Addiction is not a failure of will or a character flaw, it’s the result of a behavior-mediated chemical imbalance, with some people being more susceptible to developing that chemical imbalance than others. There are three key factors that can dramatically increase the chance of struggling with addiction: genetics, age of first use, and traumatic life events. Many experts agree that about 50% of the predisposition to addiction comes from genetics — of course if we look hard enough, most of us can find someone in our family tree who battled addiction — meaning most of us should take the genetic risk of addiction seriously. The age of first use is another extremely powerful indicator for potential problems — the earlier someone begins using a substance, the greater an impact that substance has on their developing brain. A recent study claims that 90 percent of Americans who are addicted to tobacco, alcohol, or other substances began use before age 18. Keep in mind age of first use transfers from substance to substance, meaning if you started smoking cigarettes or consuming large amounts of sugar as a teen, you’ll be more susceptible to all types of addiction. Finally, trauma, particularly childhood trauma, is highly correlated to substance abuse and addiction later in life. But of course, that doesn’t mean that if you don’t have a genetic predisposition, didn’t use substances early, and are trauma-free you can’t become addicted.
Many physicians now view addiction as a brain disease — sometimes it develops quickly as in the case where someone has multiple predispositions, but sometimes it develops slowly. Regardless of how addiction develops, it can be fixed, but not without significant effort.

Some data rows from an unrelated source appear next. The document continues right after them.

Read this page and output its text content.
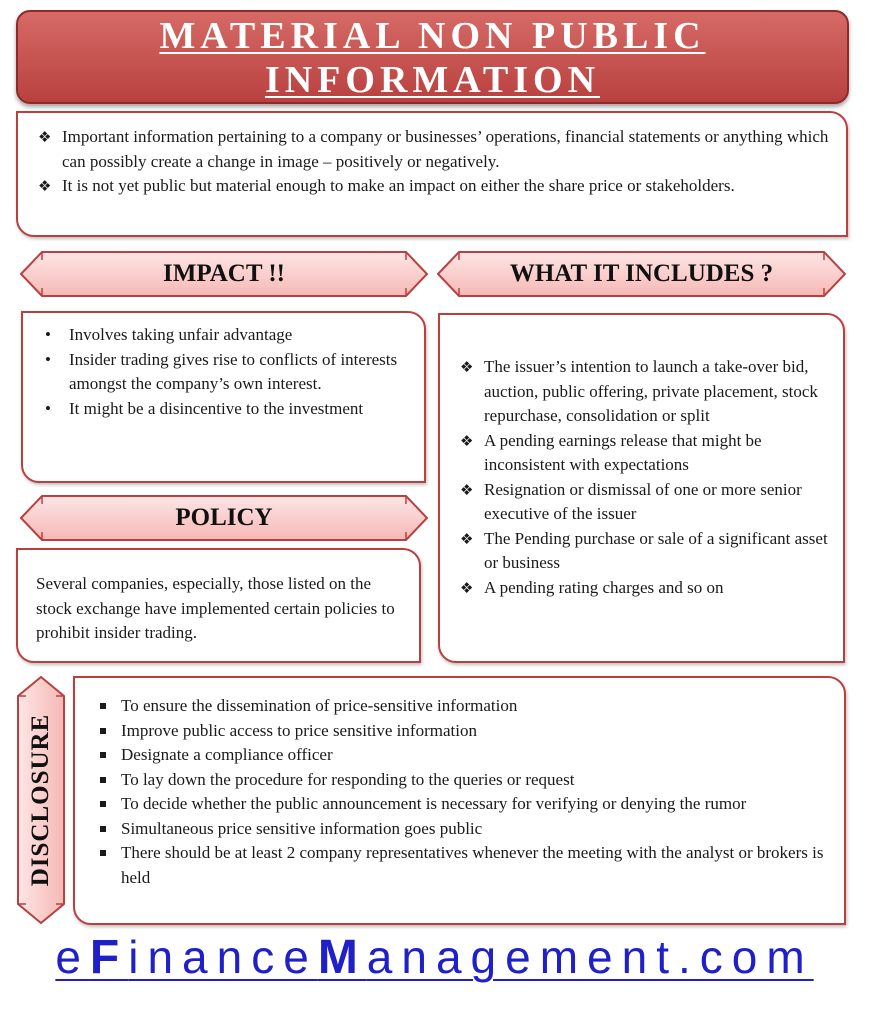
MATERIAL NON PUBLIC
INFORMATION
❖ Important information pertaining to a company or businesses’ operations, financial statements or anything which can possibly create a change in image – positively or negatively.
❖ It is not yet public but material enough to make an impact on either the share price or stakeholders.
IMPACT !!	WHAT IT INCLUDES ?
• Involves taking unfair advantage
• Insider trading gives rise to conflicts of interests amongst the company’s own interest.
• It might be a disincentive to the investment
POLICY
Several companies, especially, those listed on the stock exchange have implemented certain policies to prohibit insider trading.
❖ The issuer’s intention to launch a take-over bid, auction, public offering, private placement, stock repurchase, consolidation or split
❖ A pending earnings release that might be inconsistent with expectations
❖ Resignation or dismissal of one or more senior executive of the issuer
❖ The Pending purchase or sale of a significant asset or business
❖ A pending rating charges and so on
DISCLOSURE
To ensure the dissemination of price-sensitive information
Improve public access to price sensitive information
Designate a compliance officer
To lay down the procedure for responding to the queries or request
To decide whether the public announcement is necessary for verifying or denying the rumor
Simultaneous price sensitive information goes public
There should be at least 2 company representatives whenever the meeting with the analyst or brokers is held
eFinanceManagement.com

As I detailed in a recent post titled Rethinking Moderation, many of us are unknowingly consuming far greater amounts of socially acceptable addictive substances, like sugar and alcohol, than we realize. This chronic over-consumption pattern is insidious — it sets us up for frequently feeling discontent and for a slow, gradual slide into dependance and eventually addiction. In this pre-addiction stage, we might wonder why we feel more “meh” than we used to. We might be frustrated at our struggle to resist that gooey fresh-baked cookie we see in a bakery’s window or pouring a glass of wine immediately upon walking in the door after work. The uncomfortable reality is that regardless of social acceptability, copious consumption of addictive substances changes the way the brain functions —we’re more easily agitated, have lower motivation, experience brain-fog, and struggle with learning and memory. When we flirt with over-consumption addiction isn’t inevitable, but it’s a distinct possible outcome.
The good news is that it’s entirely possible to avoid or break addiction. Weaning ourselves off of the behaviors and substances that artificially increase dopamine levels might suck for a few days, weeks, or months. But slowly, with time and effort, the hold that those things had over us — over our feelings, actions, and attitudes — will begin to lift.
The struggles once masked and the feelings once sought with consumption can be handled in much healthier ways.